Frequently asked questions
Is income protection worth it?
If your household couldn’t survive on £534/month (the new SSP rate from April 2026) for a year or more, yes. Roughly one in four UK workers will be off sick for at least a month at some point in their working life — the financial hit usually dwarfs the cumulative premium cost.
Can I claim for stress, depression or back pain?
Yes. Mental health and musculoskeletal conditions are the two most common reasons for income protection claims in the UK. Critical illness cover usually does not include them.
Will my employer’s sick pay affect my claim?
It can. Most insurers want your sick pay and the policy combined to stay under 65–70% of pre-tax income, so always disclose what your employer pays and choose a deferred period that lines up with the end of full pay.
Are payouts taxed?
No. Personal income protection benefits are paid free of income tax. (Group/employer-paid policies are different — those payouts are taxable.)
Can I get cover with a pre-existing condition?
Often yes, but the insurer may exclude the specific condition or apply a higher premium. Specialist underwriters (LV=, Aviva, Cirencester Friendly, Vitality) have more flexible underwriting than mainstream brands.
What’s the difference between PHI and ASU?

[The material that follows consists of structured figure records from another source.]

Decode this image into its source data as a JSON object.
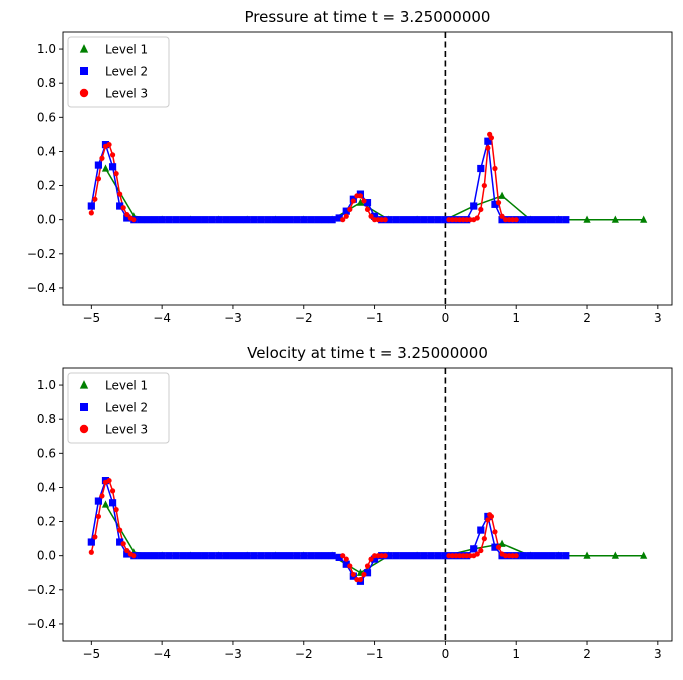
{
  "chart_data": [
    {
      "type": "line",
      "title": "Pressure at time t =     3.25000000",
      "xlabel": "",
      "ylabel": "",
      "xlim": [
        -5.4,
        3.2
      ],
      "ylim": [
        -0.5,
        1.1
      ],
      "xticks": [
        -5,
        -4,
        -3,
        -2,
        -1,
        0,
        1,
        2,
        3
      ],
      "xtick_labels": [
        "−5",
        "−4",
        "−3",
        "−2",
        "−1",
        "0",
        "1",
        "2",
        "3"
      ],
      "yticks": [
        -0.4,
        -0.2,
        0.0,
        0.2,
        0.4,
        0.6,
        0.8,
        1.0
      ],
      "ytick_labels": [
        "−0.4",
        "−0.2",
        "0.0",
        "0.2",
        "0.4",
        "0.6",
        "0.8",
        "1.0"
      ],
      "grid": false,
      "legend_position": "top-left",
      "vline_x": 0,
      "series": [
        {
          "name": "Level 1",
          "marker": "triangle",
          "color": "#008000",
          "x": [
            -4.8,
            -4.4,
            -4.0,
            -3.6,
            -3.2,
            -2.8,
            -2.4,
            -2.0,
            -1.6,
            -1.2,
            -0.8,
            -0.4,
            0.0,
            0.4,
            0.8,
            1.2,
            1.6,
            2.0,
            2.4,
            2.8
          ],
          "y": [
            0.3,
            0.02,
            0.0,
            0.0,
            0.0,
            0.0,
            0.0,
            0.0,
            0.0,
            0.1,
            0.0,
            0.0,
            0.0,
            0.08,
            0.14,
            0.0,
            0.0,
            0.0,
            0.0,
            0.0
          ]
        },
        {
          "name": "Level 2",
          "marker": "square",
          "color": "#0000ff",
          "x": [
            -5.0,
            -4.9,
            -4.8,
            -4.7,
            -4.6,
            -4.5,
            -4.4,
            -4.3,
            -4.2,
            -4.1,
            -4.0,
            -3.9,
            -3.8,
            -3.7,
            -3.6,
            -3.5,
            -3.4,
            -3.3,
            -3.2,
            -3.1,
            -3.0,
            -2.9,
            -2.8,
            -2.7,
            -2.6,
            -2.5,
            -2.4,
            -2.3,
            -2.2,
            -2.1,
            -2.0,
            -1.9,
            -1.8,
            -1.7,
            -1.6,
            -1.5,
            -1.4,
            -1.3,
            -1.2,
            -1.1,
            -1.0,
            -0.9,
            -0.8,
            -0.7,
            -0.6,
            -0.5,
            -0.4,
            -0.3,
            -0.2,
            -0.1,
            0.0,
            0.1,
            0.2,
            0.3,
            0.4,
            0.5,
            0.6,
            0.7,
            0.8,
            0.9,
            1.0,
            1.1,
            1.2,
            1.3,
            1.4,
            1.5,
            1.6,
            1.7
          ],
          "y": [
            0.08,
            0.32,
            0.44,
            0.31,
            0.08,
            0.01,
            0.0,
            0.0,
            0.0,
            0.0,
            0.0,
            0.0,
            0.0,
            0.0,
            0.0,
            0.0,
            0.0,
            0.0,
            0.0,
            0.0,
            0.0,
            0.0,
            0.0,
            0.0,
            0.0,
            0.0,
            0.0,
            0.0,
            0.0,
            0.0,
            0.0,
            0.0,
            0.0,
            0.0,
            0.0,
            0.01,
            0.05,
            0.12,
            0.15,
            0.1,
            0.02,
            0.0,
            0.0,
            0.0,
            0.0,
            0.0,
            0.0,
            0.0,
            0.0,
            0.0,
            0.0,
            0.0,
            0.0,
            0.0,
            0.08,
            0.3,
            0.46,
            0.09,
            0.0,
            0.0,
            0.0,
            0.0,
            0.0,
            0.0,
            0.0,
            0.0,
            0.0,
            0.0
          ]
        },
        {
          "name": "Level 3",
          "marker": "circle",
          "color": "#ff0000",
          "x": [
            -5.0,
            -4.95,
            -4.9,
            -4.85,
            -4.8,
            -4.75,
            -4.7,
            -4.65,
            -4.6,
            -4.55,
            -4.5,
            -4.45,
            -4.4,
            -1.45,
            -1.4,
            -1.35,
            -1.3,
            -1.25,
            -1.2,
            -1.15,
            -1.1,
            -1.05,
            -1.0,
            -0.95,
            -0.9,
            -0.85,
            0.05,
            0.1,
            0.15,
            0.2,
            0.25,
            0.3,
            0.35,
            0.4,
            0.45,
            0.5,
            0.55,
            0.6,
            0.625,
            0.65,
            0.7,
            0.75,
            0.8,
            0.85,
            0.9,
            0.95,
            1.0
          ],
          "y": [
            0.04,
            0.12,
            0.24,
            0.36,
            0.43,
            0.44,
            0.38,
            0.27,
            0.15,
            0.07,
            0.03,
            0.01,
            0.0,
            0.0,
            0.02,
            0.06,
            0.11,
            0.14,
            0.14,
            0.11,
            0.06,
            0.02,
            0.0,
            0.0,
            0.0,
            0.0,
            0.0,
            0.0,
            0.0,
            0.0,
            0.0,
            0.0,
            0.0,
            0.0,
            0.01,
            0.06,
            0.2,
            0.42,
            0.5,
            0.48,
            0.3,
            0.1,
            0.02,
            0.0,
            0.0,
            0.0,
            0.0
          ]
        }
      ]
    },
    {
      "type": "line",
      "title": "Velocity at time t =     3.25000000",
      "xlabel": "",
      "ylabel": "",
      "xlim": [
        -5.4,
        3.2
      ],
      "ylim": [
        -0.5,
        1.1
      ],
      "xticks": [
        -5,
        -4,
        -3,
        -2,
        -1,
        0,
        1,
        2,
        3
      ],
      "xtick_labels": [
        "−5",
        "−4",
        "−3",
        "−2",
        "−1",
        "0",
        "1",
        "2",
        "3"
      ],
      "yticks": [
        -0.4,
        -0.2,
        0.0,
        0.2,
        0.4,
        0.6,
        0.8,
        1.0
      ],
      "ytick_labels": [
        "−0.4",
        "−0.2",
        "0.0",
        "0.2",
        "0.4",
        "0.6",
        "0.8",
        "1.0"
      ],
      "grid": false,
      "legend_position": "top-left",
      "vline_x": 0,
      "series": [
        {
          "name": "Level 1",
          "marker": "triangle",
          "color": "#008000",
          "x": [
            -4.8,
            -4.4,
            -4.0,
            -3.6,
            -3.2,
            -2.8,
            -2.4,
            -2.0,
            -1.6,
            -1.2,
            -0.8,
            -0.4,
            0.0,
            0.4,
            0.8,
            1.2,
            1.6,
            2.0,
            2.4,
            2.8
          ],
          "y": [
            0.3,
            0.02,
            0.0,
            0.0,
            0.0,
            0.0,
            0.0,
            0.0,
            0.0,
            -0.1,
            0.0,
            0.0,
            0.0,
            0.04,
            0.07,
            0.0,
            0.0,
            0.0,
            0.0,
            0.0
          ]
        },
        {
          "name": "Level 2",
          "marker": "square",
          "color": "#0000ff",
          "x": [
            -5.0,
            -4.9,
            -4.8,
            -4.7,
            -4.6,
            -4.5,
            -4.4,
            -4.3,
            -4.2,
            -4.1,
            -4.0,
            -3.9,
            -3.8,
            -3.7,
            -3.6,
            -3.5,
            -3.4,
            -3.3,
            -3.2,
            -3.1,
            -3.0,
            -2.9,
            -2.8,
            -2.7,
            -2.6,
            -2.5,
            -2.4,
            -2.3,
            -2.2,
            -2.1,
            -2.0,
            -1.9,
            -1.8,
            -1.7,
            -1.6,
            -1.5,
            -1.4,
            -1.3,
            -1.2,
            -1.1,
            -1.0,
            -0.9,
            -0.8,
            -0.7,
            -0.6,
            -0.5,
            -0.4,
            -0.3,
            -0.2,
            -0.1,
            0.0,
            0.1,
            0.2,
            0.3,
            0.4,
            0.5,
            0.6,
            0.7,
            0.8,
            0.9,
            1.0,
            1.1,
            1.2,
            1.3,
            1.4,
            1.5,
            1.6,
            1.7
          ],
          "y": [
            0.08,
            0.32,
            0.44,
            0.31,
            0.08,
            0.01,
            0.0,
            0.0,
            0.0,
            0.0,
            0.0,
            0.0,
            0.0,
            0.0,
            0.0,
            0.0,
            0.0,
            0.0,
            0.0,
            0.0,
            0.0,
            0.0,
            0.0,
            0.0,
            0.0,
            0.0,
            0.0,
            0.0,
            0.0,
            0.0,
            0.0,
            0.0,
            0.0,
            0.0,
            0.0,
            -0.01,
            -0.05,
            -0.12,
            -0.15,
            -0.1,
            -0.02,
            0.0,
            0.0,
            0.0,
            0.0,
            0.0,
            0.0,
            0.0,
            0.0,
            0.0,
            0.0,
            0.0,
            0.0,
            0.0,
            0.04,
            0.15,
            0.23,
            0.05,
            0.0,
            0.0,
            0.0,
            0.0,
            0.0,
            0.0,
            0.0,
            0.0,
            0.0,
            0.0
          ]
        },
        {
          "name": "Level 3",
          "marker": "circle",
          "color": "#ff0000",
          "x": [
            -5.0,
            -4.95,
            -4.9,
            -4.85,
            -4.8,
            -4.75,
            -4.7,
            -4.65,
            -4.6,
            -4.55,
            -4.5,
            -4.45,
            -4.4,
            -1.45,
            -1.4,
            -1.35,
            -1.3,
            -1.25,
            -1.2,
            -1.15,
            -1.1,
            -1.05,
            -1.0,
            -0.95,
            -0.9,
            -0.85,
            0.05,
            0.1,
            0.15,
            0.2,
            0.25,
            0.3,
            0.35,
            0.4,
            0.45,
            0.5,
            0.55,
            0.6,
            0.625,
            0.65,
            0.7,
            0.75,
            0.8,
            0.85,
            0.9,
            0.95,
            1.0
          ],
          "y": [
            0.02,
            0.11,
            0.23,
            0.35,
            0.43,
            0.44,
            0.38,
            0.27,
            0.15,
            0.07,
            0.03,
            0.01,
            0.0,
            0.0,
            -0.02,
            -0.06,
            -0.11,
            -0.14,
            -0.14,
            -0.11,
            -0.06,
            -0.02,
            0.0,
            0.0,
            0.0,
            0.0,
            0.0,
            0.0,
            0.0,
            0.0,
            0.0,
            0.0,
            0.0,
            0.0,
            0.01,
            0.03,
            0.1,
            0.21,
            0.24,
            0.23,
            0.14,
            0.05,
            0.01,
            0.0,
            0.0,
            0.0,
            0.0
          ]
        }
      ]
    }
  ]
}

PHI is income protection (long-term, illness or injury). ASU stands for Accident, Sickness and Unemployment — short-term cover (typically 12–24 months) that often also pays out if you’re made redundant. ASU is cheaper but a much weaker product, and unemployment cover is often excluded after the first months.
The bottom line
For employed parents and the self-employed, income protection is the most important “what-if” insurance you can buy after household cover. Lock in long-term cover with guaranteed premiums while you’re young, match the deferred period to your sick pay, and use “own occupation” cover. For most people the right answer is a £20-ish monthly premium for the rest of your working life — or 1% of household income.
Karl Johnson is the editor of GetSmartSaver.Uk. Premium figures are illustrative averages based on Drewberry Insurance and ABI data, May 2026. Income protection is regulated by the FCA. This article is information, not personalised advice — get tailored cover from an FCA-regulated adviser.